Originally posted by CapNColostomy
As far as your opinion on whether or not they actually help by feeding and clothing people, I fail to see what grounds for debate you have to stand on. Feeding people helps people. Clothing people helps people.
Yes, but what you fail to consider is cultural norms and practices that already exist. For instance, I've a friend that did a recent ethnography in Southern Mexico on an indigneous culture that was subjected to Christian Missionary work. Her findings were that infant mortality rate, as well as maternal death rate increased. As did the rate of medical complications at birth. Significantly.
What did this have to do with the Christian Missionaries? It turns out that these complications and mortality rates were directly correlated to the birth weights of the infants, which increased at comparable rates. The problem with this is that natural selection had already compensated for low birth weight children and the mothers had dropped the alleles for larger pelvic bones in favor of smaller, more narrow ones.
As a result, the necessity for cessarian sections became common place, increasing the cost of health care. Larger birth weight babies increased the cost of food needed to provide nutrition, since the mothers weren't producing enough milk. Bottles were then introduced to provide additional nutrition, which, again, incurred more cost. In addition, bottles & nipples introduced bacteria and viruses that weren't present before or were eliminated by the antibacterial/antiviral properties of the mother's milk.
Now, in that same region, infant/maternal mortality rates are higher; C-sections are commonplace; health care costs are prohibative; nutrition and infant care costs are prohibitive; etc.
All because Christian Missionaries supplied pre-natal vitamins for free.
There are many, many other altruistically intended actions of Christian Missionaries, as well as completely self-serving examples. The introduction of diseases, including (especially?) STDs to indigenous peoples. The encouragement by Christian Missionaries for indigenous to abandon subsistance strategies that have worked for centuries in favor of cash crops, which lead to economic collapse of the culture; the use of missionaries to secure footholds for colonization; the encouragement of missionaries to have indigenous peoples abandon their cultural traditions and "modernize." etc, etc, etc.
Cultural Obliteration
Take these two missionaries (
http://www.geocities.com/mdshreve/), for instance. They seem to think that it is there duty to deliver their god's word to those that already have a religion and culture in PNG.
Of the world's 6,809 living languages over half of them still do not have an indigenous translation of God's Word. Thus millions of people are cut off from the Gospel of Jesus Christ by language barriers.
It is the mission of God through the church to lovingly proclaim his message of ultimate grace to people in every language group around the world.

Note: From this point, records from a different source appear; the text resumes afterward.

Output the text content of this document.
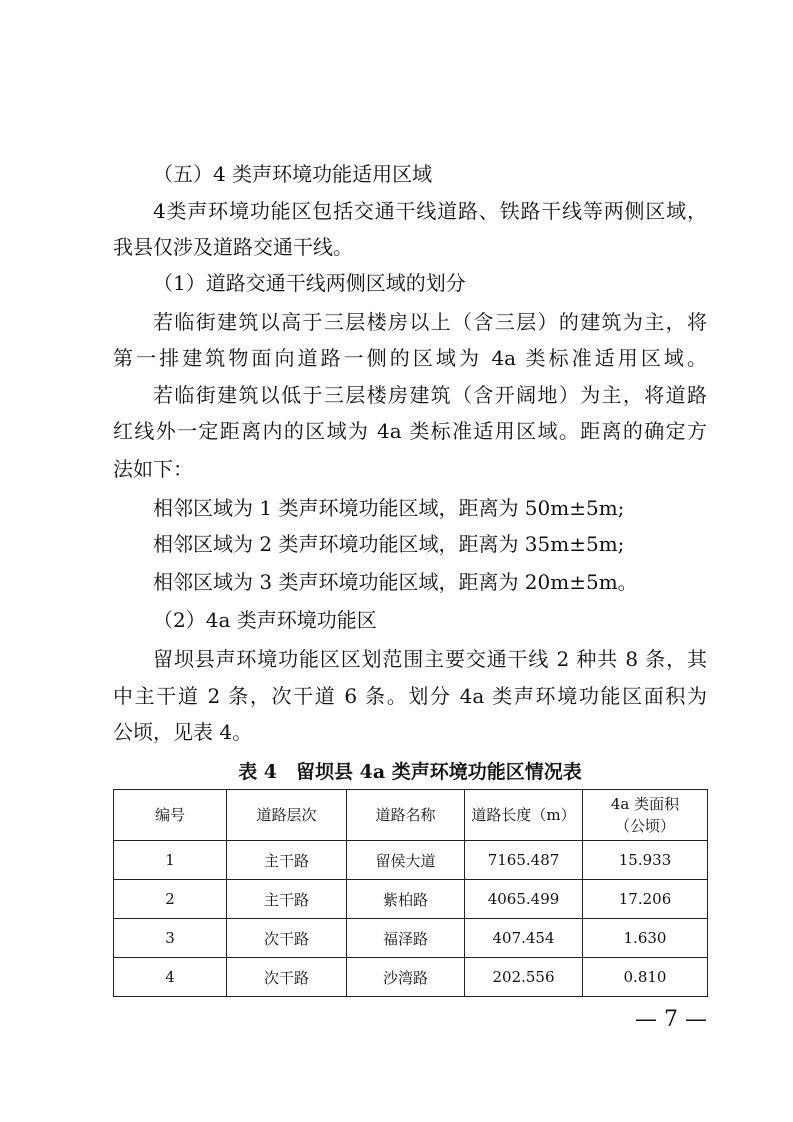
（五）4 类声环境功能适用区域
4类声环境功能区包括交通干线道路、铁路干线等两侧区域，
我县仅涉及道路交通干线。
（1）道路交通干线两侧区域的划分
若临街建筑以高于三层楼房以上（含三层）的建筑为主，将
第一排建筑物面向道路一侧的区域为 4a 类标准适用区域。
若临街建筑以低于三层楼房建筑（含开阔地）为主，将道路
红线外一定距离内的区域为 4a 类标准适用区域。距离的确定方
法如下：
相邻区域为 1 类声环境功能区域，距离为 50m±5m;
相邻区域为 2 类声环境功能区域，距离为 35m±5m;
相邻区域为 3 类声环境功能区域，距离为 20m±5m。
（2）4a 类声环境功能区
留坝县声环境功能区区划范围主要交通干线 2 种共 8 条，其
中主干道 2 条，次干道 6 条。划分 4a 类声环境功能区面积为
公顷，见表 4。
表 4　留坝县 4a 类声环境功能区情况表
编号	道路层次	道路名称	道路长度（m）	4a 类面积
（公顷）

1	主干路	留侯大道	7165.487	15.933
2	主干路	紫柏路	4065.499	17.206
3	次干路	福泽路	407.454	1.630
4	次干路	沙湾路	202.556	0.810
— 7 —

Discipled and sent by Southeast Christian Church in Louisville, Kentucky, our goal is to see local bodies of believers among the Abu people of Papua New Guinea worshiping the Lord in the power of his Spirit with Scriptures in use.
We believe our role in God's mission is to make disciples among the Abu people through vernacular Bible translation, literacy and other teaching ministries.
The only validation these two have that their "word" is superior to the Abu people of PNG is, well.... their "word."
In the mean time, I'm sure the Abu people will gladly trade their primitive religion for one that can supply them with a bag or two of sugar. Bribery will get christians everywhere in countries where commodities are controlled by availability.
Ironically, Shreves (the minister at the link) criticizes the Abu for "not knowing" what happens to a person when they die. At least these primitive Abu are at least occasionally willing to admit when they "don't know" something rather than create a myth then repeat it as fact. Shreves doesn't seem to understand the difference between "knowing" and "believing."